Differential Privacy of Cross-Attention with Provable Guarantee

Cross-attention has become a fundamental module nowadays in many important artificial intelligence applications, e.g., retrieval-augmented generation (RAG), system prompt, guided stable diffusion, and many so on. Ensuring cross-attention privacy is crucial and urgently needed because its key and value matrices may contain sensitive information about companies and their users, many of which profit solely from their system prompts or RAG data. In this work, we design a novel differential privacy (DP) data structure to address the privacy security of cross-attention with a theoretical guarantee. In detail, let $n$ be the input token length of system prompt/RAG data, $d$ be the feature dimension, $0 < \alpha \le 1$ be the relative error parameter, $R$ be the maximum value of the query and key matrices, $R_w$ be the maximum value of the value matrix, and $r,s,\epsilon_s$ be parameters of polynomial kernel methods. Then, our data structure requires $\widetilde{O}(ndr^2)$ memory consumption with $\widetilde{O}(nr^2)$ initialization time complexity and $\widetilde{O}(\alpha^{-1} r^2)$ query time complexity for a single token query. In addition, our data structure can guarantee that the user query is $(\epsilon, \delta)$-DP with $\widetilde{O}(n^{-1} \epsilon^{-1} \alpha^{-1/2} R^{2s} R_w r^2)$ additive error and $n^{-1} (\alpha + \epsilon_s)$ relative error between our output and the true answer. Furthermore, our result is robust to adaptive queries in which users can intentionally attack the cross-attention system. To our knowledge, this is the first work to provide DP for cross-attention. We believe it can inspire more privacy algorithm design in large generative models (LGMs).

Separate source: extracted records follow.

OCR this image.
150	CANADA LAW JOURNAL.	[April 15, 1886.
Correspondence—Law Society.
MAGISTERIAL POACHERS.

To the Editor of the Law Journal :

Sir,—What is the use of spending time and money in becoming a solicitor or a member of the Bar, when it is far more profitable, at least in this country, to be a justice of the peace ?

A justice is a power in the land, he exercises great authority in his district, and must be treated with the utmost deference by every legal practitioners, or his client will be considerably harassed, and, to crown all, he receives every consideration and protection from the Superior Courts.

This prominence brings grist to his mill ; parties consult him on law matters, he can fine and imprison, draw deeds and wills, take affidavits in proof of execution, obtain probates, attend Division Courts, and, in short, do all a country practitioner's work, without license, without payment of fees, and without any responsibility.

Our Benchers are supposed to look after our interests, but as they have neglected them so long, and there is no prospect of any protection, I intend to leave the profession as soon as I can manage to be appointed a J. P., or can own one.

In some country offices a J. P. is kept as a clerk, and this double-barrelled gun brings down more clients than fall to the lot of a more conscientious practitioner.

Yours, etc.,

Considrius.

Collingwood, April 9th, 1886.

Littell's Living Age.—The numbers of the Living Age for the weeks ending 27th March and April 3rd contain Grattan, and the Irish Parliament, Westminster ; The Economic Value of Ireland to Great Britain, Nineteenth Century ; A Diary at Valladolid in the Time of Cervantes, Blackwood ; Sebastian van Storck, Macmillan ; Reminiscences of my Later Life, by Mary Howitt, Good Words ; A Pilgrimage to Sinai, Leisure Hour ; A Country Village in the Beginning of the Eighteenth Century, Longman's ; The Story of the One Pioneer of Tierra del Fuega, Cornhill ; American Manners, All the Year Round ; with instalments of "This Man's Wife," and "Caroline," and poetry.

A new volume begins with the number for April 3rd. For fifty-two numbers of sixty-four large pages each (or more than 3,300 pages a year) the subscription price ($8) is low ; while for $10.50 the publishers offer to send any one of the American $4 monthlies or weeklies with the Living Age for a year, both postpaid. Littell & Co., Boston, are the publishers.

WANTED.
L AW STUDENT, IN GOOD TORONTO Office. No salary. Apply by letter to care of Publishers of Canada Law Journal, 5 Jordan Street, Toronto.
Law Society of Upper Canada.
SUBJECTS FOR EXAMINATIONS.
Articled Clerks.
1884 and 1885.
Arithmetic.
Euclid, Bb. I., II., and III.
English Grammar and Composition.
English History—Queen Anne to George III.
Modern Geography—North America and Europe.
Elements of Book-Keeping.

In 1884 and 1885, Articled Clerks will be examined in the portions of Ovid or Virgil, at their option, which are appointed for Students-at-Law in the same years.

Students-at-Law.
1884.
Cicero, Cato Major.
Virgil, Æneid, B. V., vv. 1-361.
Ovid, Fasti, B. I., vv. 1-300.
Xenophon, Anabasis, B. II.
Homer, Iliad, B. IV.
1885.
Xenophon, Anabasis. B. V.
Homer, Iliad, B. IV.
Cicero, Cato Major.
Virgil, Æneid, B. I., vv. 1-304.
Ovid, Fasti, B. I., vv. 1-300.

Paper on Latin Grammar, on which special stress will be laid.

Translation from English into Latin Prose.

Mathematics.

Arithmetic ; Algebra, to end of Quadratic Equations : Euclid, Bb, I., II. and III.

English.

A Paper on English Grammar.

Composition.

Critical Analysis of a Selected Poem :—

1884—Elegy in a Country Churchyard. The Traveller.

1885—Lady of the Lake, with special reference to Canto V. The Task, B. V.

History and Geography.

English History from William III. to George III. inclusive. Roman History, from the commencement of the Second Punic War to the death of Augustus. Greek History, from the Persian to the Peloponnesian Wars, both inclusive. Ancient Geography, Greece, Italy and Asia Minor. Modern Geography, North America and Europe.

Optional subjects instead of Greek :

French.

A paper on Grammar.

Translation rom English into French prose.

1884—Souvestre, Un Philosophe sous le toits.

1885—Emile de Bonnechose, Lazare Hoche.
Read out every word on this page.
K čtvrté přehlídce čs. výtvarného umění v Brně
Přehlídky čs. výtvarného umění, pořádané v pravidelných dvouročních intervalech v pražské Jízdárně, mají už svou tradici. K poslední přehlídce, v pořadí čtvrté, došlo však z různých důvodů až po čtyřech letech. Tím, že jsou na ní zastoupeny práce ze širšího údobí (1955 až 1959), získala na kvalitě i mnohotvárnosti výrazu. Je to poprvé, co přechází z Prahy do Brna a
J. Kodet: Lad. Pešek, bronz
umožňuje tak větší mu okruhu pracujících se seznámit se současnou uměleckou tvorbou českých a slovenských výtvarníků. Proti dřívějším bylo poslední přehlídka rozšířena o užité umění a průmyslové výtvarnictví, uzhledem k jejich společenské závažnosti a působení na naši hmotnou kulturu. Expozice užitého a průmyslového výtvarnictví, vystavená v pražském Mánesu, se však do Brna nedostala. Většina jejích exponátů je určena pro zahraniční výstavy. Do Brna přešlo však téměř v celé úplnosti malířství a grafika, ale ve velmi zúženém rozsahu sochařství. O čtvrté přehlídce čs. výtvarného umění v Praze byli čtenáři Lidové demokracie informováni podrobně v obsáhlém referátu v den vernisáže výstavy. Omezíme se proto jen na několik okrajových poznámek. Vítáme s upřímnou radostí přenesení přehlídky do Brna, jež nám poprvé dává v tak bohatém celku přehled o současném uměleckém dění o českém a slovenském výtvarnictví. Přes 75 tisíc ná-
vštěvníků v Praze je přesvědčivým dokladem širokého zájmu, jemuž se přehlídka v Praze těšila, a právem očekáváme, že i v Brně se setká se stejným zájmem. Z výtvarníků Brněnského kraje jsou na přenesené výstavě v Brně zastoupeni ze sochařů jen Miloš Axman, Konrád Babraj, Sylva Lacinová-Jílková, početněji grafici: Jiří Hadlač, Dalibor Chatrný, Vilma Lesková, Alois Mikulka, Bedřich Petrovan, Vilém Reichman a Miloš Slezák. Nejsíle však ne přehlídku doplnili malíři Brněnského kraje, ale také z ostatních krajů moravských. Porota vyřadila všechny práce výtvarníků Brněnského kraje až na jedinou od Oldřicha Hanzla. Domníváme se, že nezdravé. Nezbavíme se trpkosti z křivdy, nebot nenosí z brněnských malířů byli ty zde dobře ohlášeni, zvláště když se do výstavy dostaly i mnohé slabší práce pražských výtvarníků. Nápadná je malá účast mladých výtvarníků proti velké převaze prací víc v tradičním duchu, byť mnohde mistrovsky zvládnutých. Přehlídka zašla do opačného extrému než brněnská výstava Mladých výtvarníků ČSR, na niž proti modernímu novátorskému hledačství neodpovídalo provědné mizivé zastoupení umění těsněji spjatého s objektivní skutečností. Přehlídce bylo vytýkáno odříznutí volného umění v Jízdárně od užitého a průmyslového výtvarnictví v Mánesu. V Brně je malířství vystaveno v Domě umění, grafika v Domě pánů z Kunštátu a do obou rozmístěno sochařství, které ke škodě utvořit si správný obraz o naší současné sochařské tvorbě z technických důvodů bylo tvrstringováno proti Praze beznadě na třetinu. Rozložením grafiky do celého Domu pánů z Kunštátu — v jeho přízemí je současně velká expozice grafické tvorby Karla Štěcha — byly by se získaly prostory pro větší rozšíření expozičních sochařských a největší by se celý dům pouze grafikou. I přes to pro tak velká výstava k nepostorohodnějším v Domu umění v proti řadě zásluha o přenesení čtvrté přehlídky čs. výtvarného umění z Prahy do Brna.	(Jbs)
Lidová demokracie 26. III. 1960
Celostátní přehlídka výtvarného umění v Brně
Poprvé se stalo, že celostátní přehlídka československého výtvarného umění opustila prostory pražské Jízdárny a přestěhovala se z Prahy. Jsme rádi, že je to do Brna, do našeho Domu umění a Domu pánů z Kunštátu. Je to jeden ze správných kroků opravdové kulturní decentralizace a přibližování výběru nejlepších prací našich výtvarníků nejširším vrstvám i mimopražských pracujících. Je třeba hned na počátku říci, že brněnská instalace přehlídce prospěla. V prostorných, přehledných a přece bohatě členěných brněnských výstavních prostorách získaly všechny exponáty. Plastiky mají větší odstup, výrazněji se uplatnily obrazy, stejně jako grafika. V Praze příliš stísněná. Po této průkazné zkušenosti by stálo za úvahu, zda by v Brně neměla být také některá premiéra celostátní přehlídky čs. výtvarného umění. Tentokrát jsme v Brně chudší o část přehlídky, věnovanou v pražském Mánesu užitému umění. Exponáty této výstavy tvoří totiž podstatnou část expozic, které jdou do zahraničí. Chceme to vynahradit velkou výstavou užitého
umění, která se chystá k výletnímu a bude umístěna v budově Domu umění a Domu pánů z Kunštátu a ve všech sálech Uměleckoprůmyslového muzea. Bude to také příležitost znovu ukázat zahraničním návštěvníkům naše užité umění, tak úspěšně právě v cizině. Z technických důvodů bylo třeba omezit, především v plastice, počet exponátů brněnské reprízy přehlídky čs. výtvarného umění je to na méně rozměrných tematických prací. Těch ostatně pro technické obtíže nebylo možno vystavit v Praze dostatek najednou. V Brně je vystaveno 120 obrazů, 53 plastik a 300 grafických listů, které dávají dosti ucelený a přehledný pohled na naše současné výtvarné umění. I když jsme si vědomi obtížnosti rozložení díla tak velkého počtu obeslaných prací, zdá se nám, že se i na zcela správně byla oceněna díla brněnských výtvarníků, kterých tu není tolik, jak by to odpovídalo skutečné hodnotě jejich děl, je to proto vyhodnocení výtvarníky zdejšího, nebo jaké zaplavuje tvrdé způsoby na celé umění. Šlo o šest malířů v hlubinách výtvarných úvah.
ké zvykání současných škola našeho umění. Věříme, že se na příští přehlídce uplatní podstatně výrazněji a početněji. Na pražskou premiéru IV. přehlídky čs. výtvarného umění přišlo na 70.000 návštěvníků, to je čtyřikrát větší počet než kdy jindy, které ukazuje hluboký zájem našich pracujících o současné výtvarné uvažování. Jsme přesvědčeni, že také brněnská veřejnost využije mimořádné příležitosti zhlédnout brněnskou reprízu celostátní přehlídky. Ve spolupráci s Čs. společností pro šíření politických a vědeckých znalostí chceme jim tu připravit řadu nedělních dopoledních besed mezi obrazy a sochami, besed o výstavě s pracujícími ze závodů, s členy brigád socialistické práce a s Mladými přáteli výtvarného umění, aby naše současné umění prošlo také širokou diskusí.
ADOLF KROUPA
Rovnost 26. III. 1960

翻译：交叉注意力已成为当今许多重要人工智能应用的基础模块，例如检索增强生成（RAG）、系统提示、引导式稳定扩散等。确保交叉注意力的隐私至关重要且迫在眉睫，因为其键矩阵和值矩阵可能包含关于公司及其用户的敏感信息，其中许多公司仅依靠其系统提示或RAG数据盈利。在本工作中，我们设计了一种新颖的差分隐私（DP）数据结构，以解决交叉注意力的隐私安全问题，并提供理论保证。具体而言，令$n$为系统提示/RAG数据的输入令牌长度，$d$为特征维度，$0 < \alpha \le 1$为相对误差参数，$R$为查询矩阵和键矩阵的最大值，$R_w$为值矩阵的最大值，$r,s,\epsilon_s$为多项式核方法的参数。那么，我们的数据结构需要$\widetilde{O}(ndr^2)$的内存消耗，具有$\widetilde{O}(nr^2)$的初始化时间复杂度和$\widetilde{O}(\alpha^{-1} r^2)$的单令牌查询时间复杂度。此外，我们的数据结构能够保证用户查询是$(\epsilon, \delta)$-DP的，其输出与真实答案之间的加性误差为$\widetilde{O}(n^{-1} \epsilon^{-1} \alpha^{-1/2} R^{2s} R_w r^2)$，相对误差为$n^{-1} (\alpha + \epsilon_s)$。进一步地，我们的结果对于用户可能故意攻击交叉注意力系统的自适应查询具有鲁棒性。据我们所知，这是首个为交叉注意力提供差分隐私的工作。我们相信它能激发大型生成模型（LGMs）中更多隐私算法的设计。